Ein Lernoptimismus könnte dagegen anfangen, dem Zeigefinder, statt ihn auf Plausibilität zu befragen, zu misstrauen und könnte stattdessen auf die Kreativität von Lernprozessen setzen. Und – sollte wer einwenden, dass es dafür längst zu spät ist, dann gilt: Wenn es so ist, dann muss es wohl so sein.
Was aber, wenn nicht?
Wer nicht lernen will, muss weinen.
Hat dies auf Social Studies of Science rebloggt.
„Erst unerträgliche Hitze und katastrophale Dürre, jetzt Starkregen und vollgelaufene Keller: Die Wetterkapriolen der schon lange vorhergesagten Klimakatastrophe werden immer verrückter
In dieser Woche wenden sich namhafte Wissenschaftler mit einem Appell an die Weltgemeinschaft …“
https://www.heise.de/tp/features/Die-Erde-brennt-der-Mensch-pennt-4131955.html
Die Weltgemeinschaft hat keine Adresse, man kann sie nicht anrufen und eine Antwort gibt sie auch nicht. Das könnte den Verdacht nahe legen, dass es eine Weltgemeinschaft gar nicht gibt.

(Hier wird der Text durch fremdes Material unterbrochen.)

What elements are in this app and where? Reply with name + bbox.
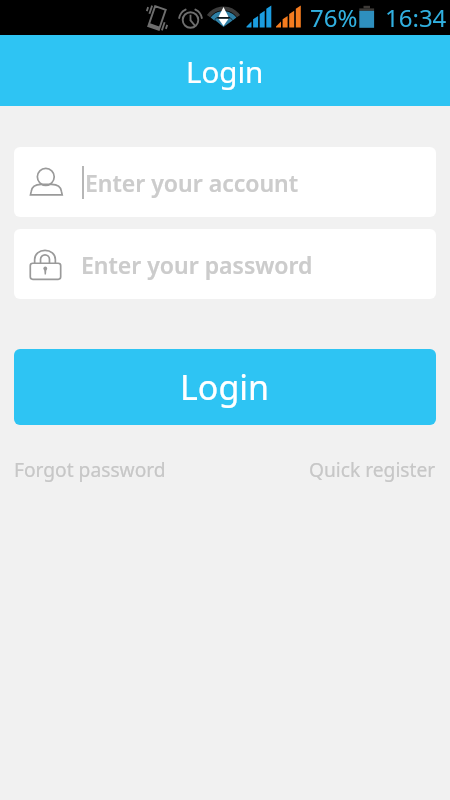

Auch aus diesem Artikel geht hervor, wie sehr der Zeigefinger stets Vorrang hat. Das Wissenskonzept selbst verhindert, aus den Schwierigkeiten klug zu werden, weil es immer heißt: wenn alle Tatsachen bekannt sind, sind auch alle Gründe für ihr Erscheinen bekannt, woraus sich immer ein Wissen darüber ergibt, was zu tun wäre, nämlich: an die Weltgemeinschaft appellieren und mit Macht etwas an den Gründen ändern, die zum Erscheinen der Tatsachen beitragen.
Aber die Weltgemeinschaft ist nirgends zu erreichen. Das Wissenskonzept legt in dem Fall Indifferenz nahe, empfiehlt also: Weitermachen wie bisher. Was in dem Fall heißt: Mit Weltuntergang drohen.
Das Wissenskonzept ist auf Machtkämpfe angepasst und mit Drohung wir jeder Machtkampf eingeleitet.
In dem Fall aber ist Machtkommunikation tatsächlich eine Behinderung. Da ist nämlich niemand, dem man drohen kann.
Vielen Dank für diesen Artikel, Klaus.
Wissen allein genügt allerdings nicht, um Wandel herbeizuführen.
Es braucht Durchführung.
Vor kurzem sah ich mich aufgerufen, die Kunst der Zusammenarbeit zu definieren.
Für mich besteht sie darin:
Die Kunst des Zusammenwirkens ist, gereiftes Wissen als Weisheit und gereifte Fähigkeit als Meisterschaft im gegebenen Moment zur Entfaltung zu bringen.
„Easy to learn – hard to excel.“
Ich habe es mir zur Aufgabe gemacht, Leiden durch Lernen zu überwinden.
Für mich erfolgreiche Erkenntnisse biete ich zur Nachahmung an.